Here we are for the latest installment of The Year of Kerouac. Which is likely now the Year-and-a-half-of-Kerouac since it’s already November. Let’s ignore twisted temporal tiddlywinks for the moment, though, and focus back on the mission: I have set myself the project of re-reading (and in many cases, reading for the first time) the works of Jack Kerouac in one(ish) year(s). As a quick refresher on the ground rules, I’m reading them not in the order of when they were written (the years on the left below) but rather in order of the subject matter most of them cover, Kerouac’s own life (the years to the right below). For your further edification, I’ve highlighted what I’ve read thus far, and put in links to my earlier reviews.
Visions of Gerard 1956 1922–1926
The Subterraneans 1953 1953
· Mexico City Blues (1955; published 1959)
Tristessa 1955–1956 1955–1956
The Dharma Bums 1957 1955–1956
· The Scripture of the Golden Eternity (1956; published 1960)
Desolation Angels 1956–1957
Book of Dreams 1960 1952-1960
Lonesome Traveler, short story collection (1960)
Big Sur (novel) 1961 1960
Satori in Paris 1965 1965
· Pic, novella (1951 & 1969; published 1971)
Which brings us to The Subterraneans. I’d tried and failed to read this around the age of 19 or so. Which I can understand now, looking back, as it’s definitely more on the experimental prose side of his works. Not Doctor Sax or Visions of Cody experimental, but certainly given to his ongoing concern for capturing the flow of thought in motion. It’s a fairly straightforward narrative in a way, chronicling the beginning, middle and end of a love affair. Except that the end informs the beginning throughout, and sometimes the middle circles back on itself to reveal another layer of the same incident. So, it might have been a little advanced for literary larval me.
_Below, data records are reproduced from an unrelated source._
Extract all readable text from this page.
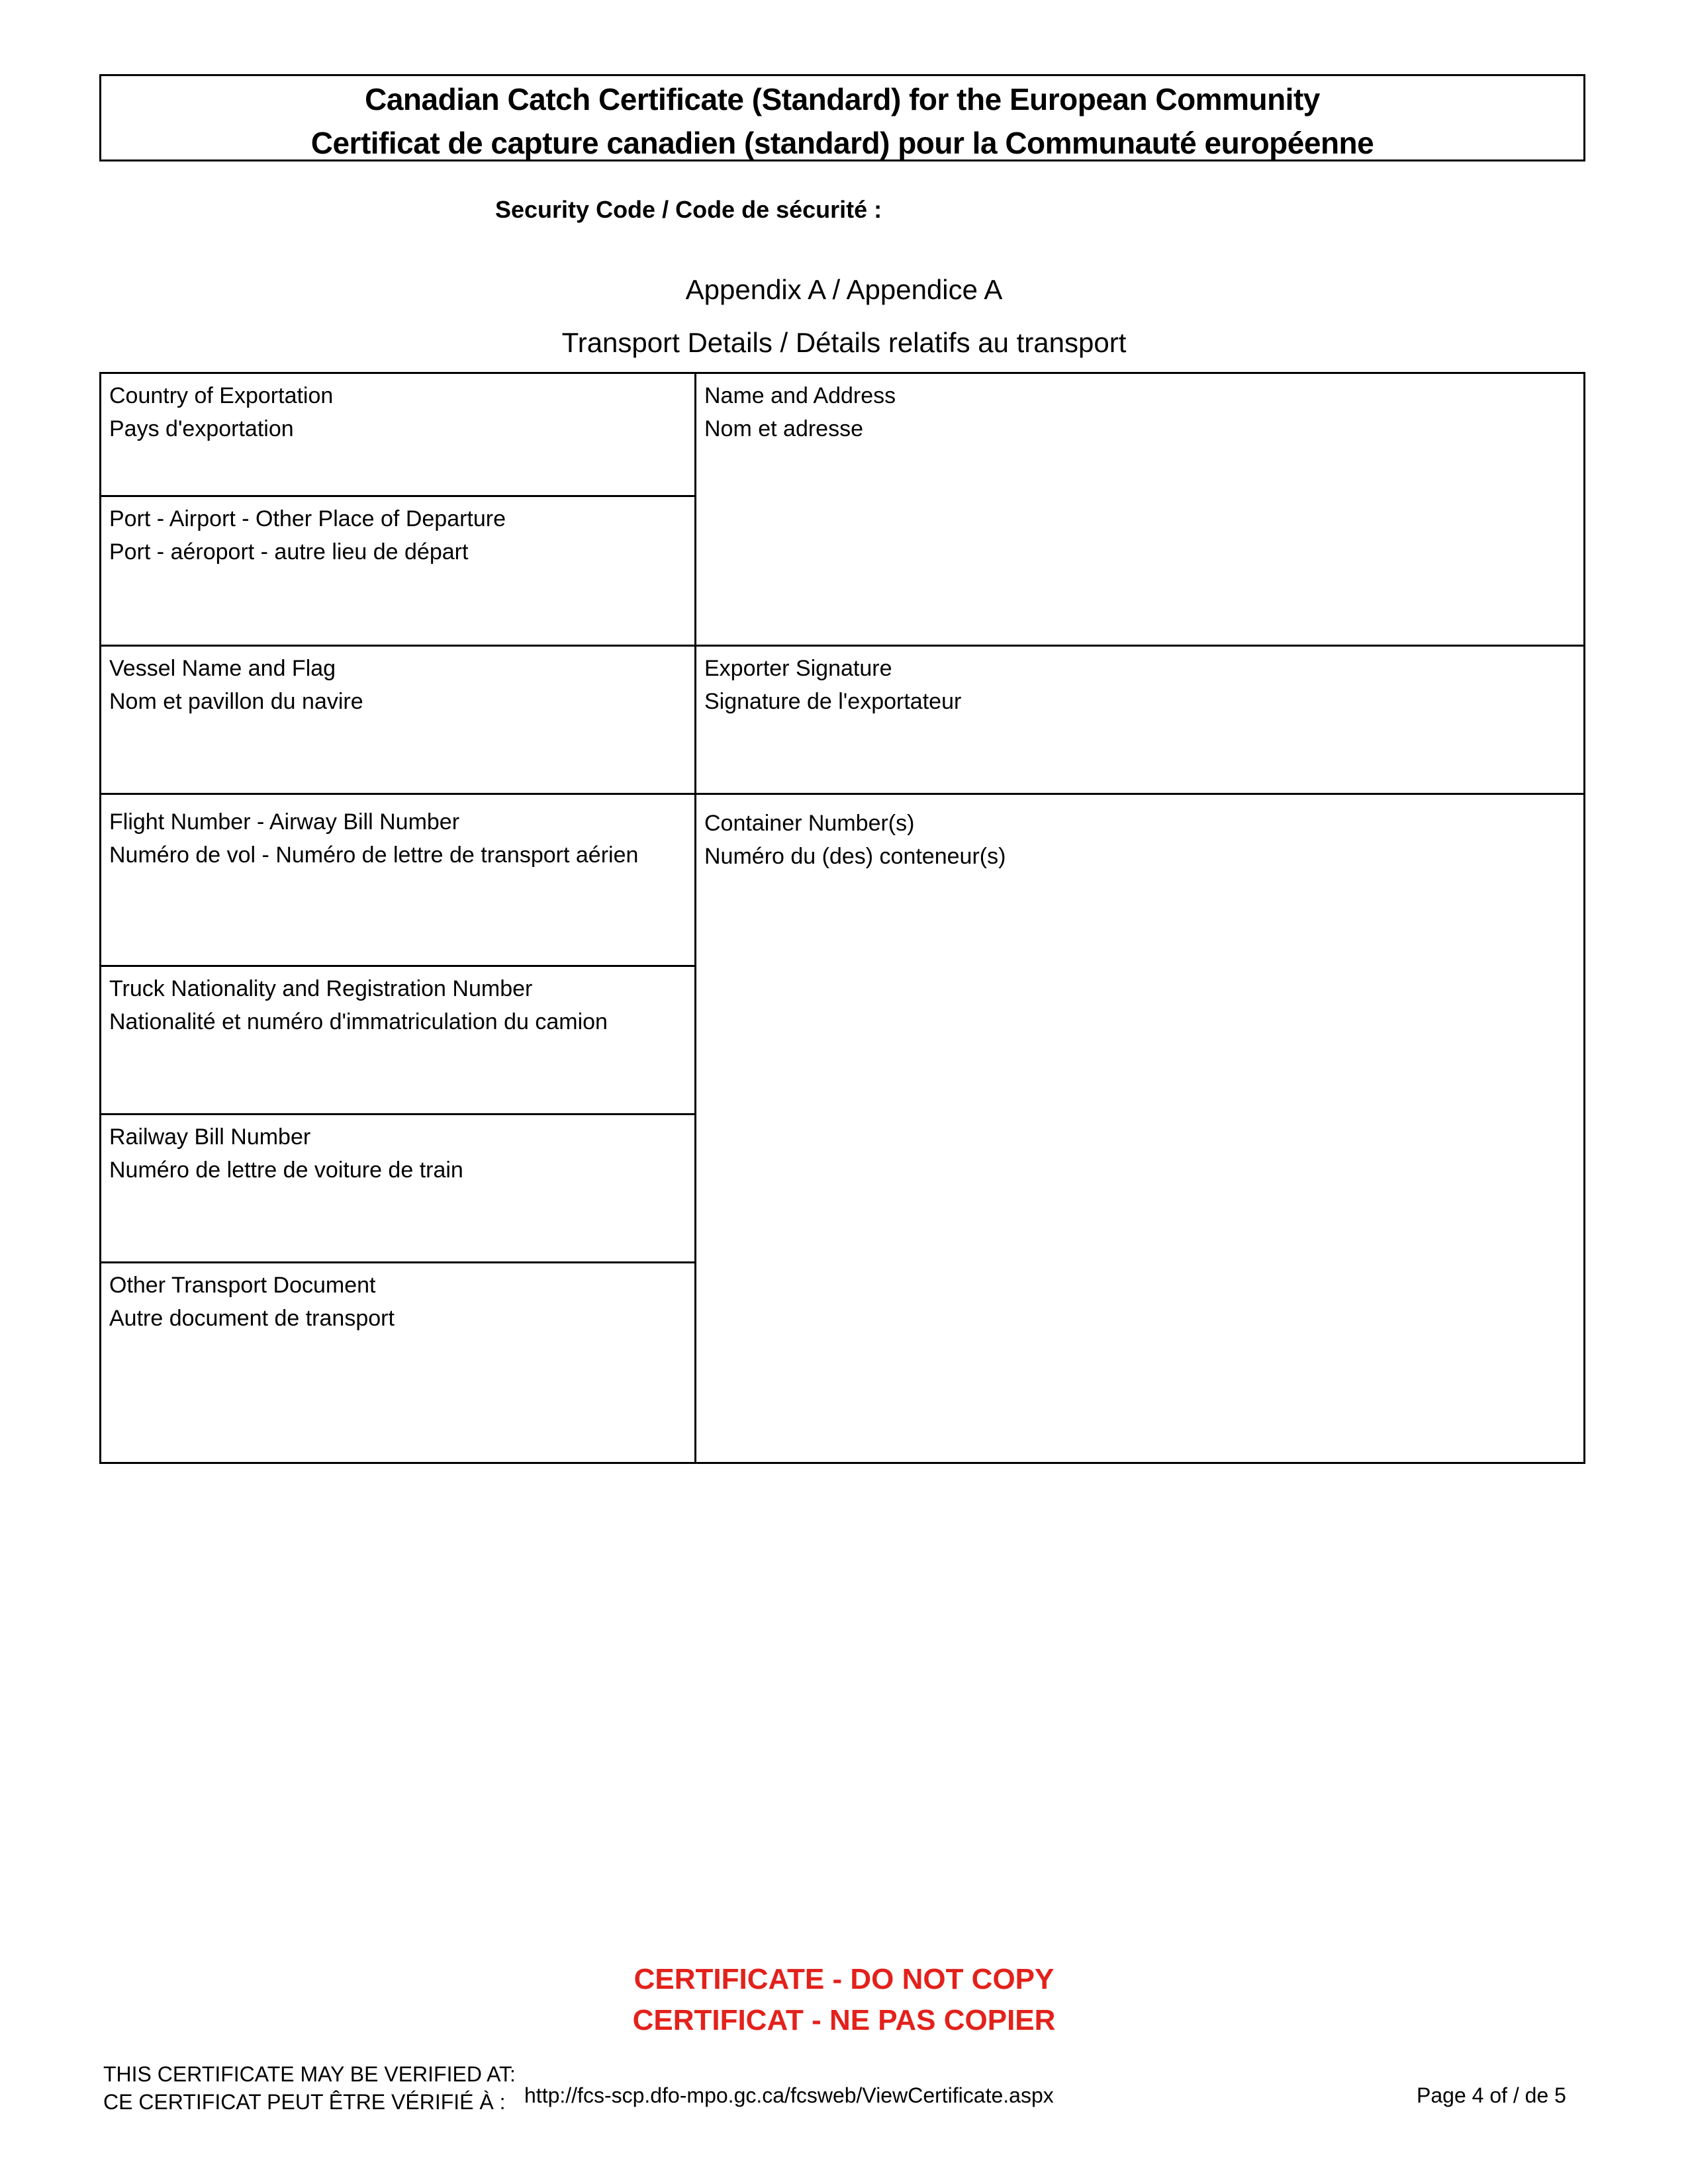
Canadian Catch Certificate (Standard) for the European Community
Certificat de capture canadien (standard) pour la Communauté européenne
Security Code / Code de sécurité :
Appendix A / Appendice A
Transport Details / Détails relatifs au transport
Country of Exportation
Pays d'exportation
Port - Airport - Other Place of Departure
Port - aéroport - autre lieu de départ
Vessel Name and Flag
Nom et pavillon du navire
Flight Number - Airway Bill Number
Numéro de vol - Numéro de lettre de transport aérien
Truck Nationality and Registration Number
Nationalité et numéro d'immatriculation du camion
Railway Bill Number
Numéro de lettre de voiture de train
Other Transport Document
Autre document de transport
Name and Address
Nom et adresse
Exporter Signature
Signature de l'exportateur
Container Number(s)
Numéro du (des) conteneur(s)
CERTIFICATE - DO NOT COPY
CERTIFICAT - NE PAS COPIER
THIS CERTIFICATE MAY BE VERIFIED AT:
CE CERTIFICAT PEUT ÊTRE VÉRIFIÉ À : http://fcs-scp.dfo-mpo.gc.ca/fcsweb/ViewCertificate.aspx	Page 4 of / de 5
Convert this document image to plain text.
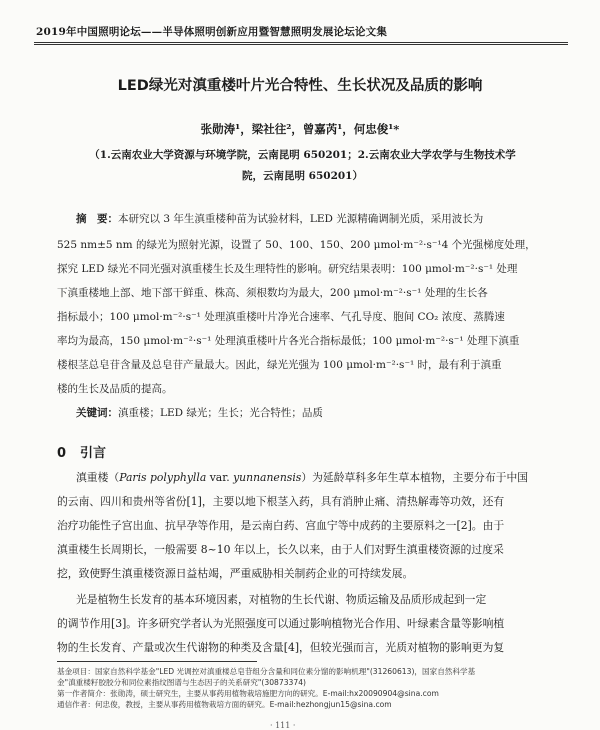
2019年中国照明论坛——半导体照明创新应用暨智慧照明发展论坛论文集
LED绿光对滇重楼叶片光合特性、生长状况及品质的影响
张勋涛¹，梁社往²，曾嘉芮¹，何忠俊¹*
（1.云南农业大学资源与环境学院，云南昆明 650201；2.云南农业大学农学与生物技术学
院，云南昆明 650201）
摘　要：本研究以 3 年生滇重楼种苗为试验材料，LED 光源精确调制光质，采用波长为
525 nm±5 nm 的绿光为照射光源，设置了 50、100、150、200 μmol·m⁻²·s⁻¹4 个光强梯度处理，
探究 LED 绿光不同光强对滇重楼生长及生理特性的影响。研究结果表明：100 μmol·m⁻²·s⁻¹ 处理
下滇重楼地上部、地下部干鲜重、株高、须根数均为最大，200 μmol·m⁻²·s⁻¹ 处理的生长各
指标最小；100 μmol·m⁻²·s⁻¹ 处理滇重楼叶片净光合速率、气孔导度、胞间 CO₂ 浓度、蒸腾速
率均为最高，150 μmol·m⁻²·s⁻¹ 处理滇重楼叶片各光合指标最低；100 μmol·m⁻²·s⁻¹ 处理下滇重
楼根茎总皂苷含量及总皂苷产量最大。因此，绿光光强为 100 μmol·m⁻²·s⁻¹ 时，最有利于滇重
楼的生长及品质的提高。
关键词：滇重楼；LED 绿光；生长；光合特性；品质
0 引言
滇重楼（Paris polyphylla var. yunnanensis）为延龄草科多年生草本植物，主要分布于中国
的云南、四川和贵州等省份[1]，主要以地下根茎入药，具有消肿止痛、清热解毒等功效，还有
治疗功能性子宫出血、抗早孕等作用，是云南白药、宫血宁等中成药的主要原料之一[2]。由于
滇重楼生长周期长，一般需要 8~10 年以上，长久以来，由于人们对野生滇重楼资源的过度采
挖，致使野生滇重楼资源日益枯竭，严重威胁相关制药企业的可持续发展。
光是植物生长发育的基本环境因素，对植物的生长代谢、物质运输及品质形成起到一定
的调节作用[3]。许多研究学者认为光照强度可以通过影响植物光合作用、叶绿素含量等影响植
物的生长发育、产量或次生代谢物的种类及含量[4]，但较光强而言，光质对植物的影响更为复
基金项目：国家自然科学基金"LED 光调控对滇重楼总皂苷组分含量和同位素分馏的影响机理"(31260613)，国家自然科学基
金"滇重楼籽胶胶分和同位素指纹图谱与生态因子的关系研究"(30873374)
第一作者简介：张勋涛，硕士研究生，主要从事药用植物栽培施肥方向的研究。E-mail:hx20090904@sina.com
通信作者：何忠俊，教授，主要从事药用植物栽培方面的研究。E-mail:hezhongjun15@sina.com
· 111 ·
More than that, I don’t think I had the ability at the time to understand all the forces at play in Kerouac’s life as portrayed here- literary disappointment, romantic disappointment and an unsuccessful struggle with accelerating alcoholism and his conflicted views on women and relationships. As in, they are divine creatures who can transform and save your life, but you also have to not get hung up on them and know when to ignore them. It’s heartbreaking to see it in motion, especially heartbreaking since you can feel the earnestness of his love interest Mardou Fox. I’ve seen others write about how she’s portrayed as crazy, but I find her to be a damn sight more sensible and stable than he is throughout. It’s also chilling, knowing his own end, to see him already, in 1953, suffering alcoholic withdrawal nightmares in the morning. One of the other things I found interesting about the book, knowing how autobiographical most of his writing is, was seeing the things he choose to fictionalize. The personages, his relationship with them, etc. is all virtually verbatim. But the story is set in San Francisco, instead of the New York where it actually happened, and he even has himself fictionally having grown up in South San Francisco instead of in Lowell, Massachusetts. Did this give him the distance he needed to get the story out?
We will leave ourselves pondering that, and see how much further in the list I can get before the end of the year!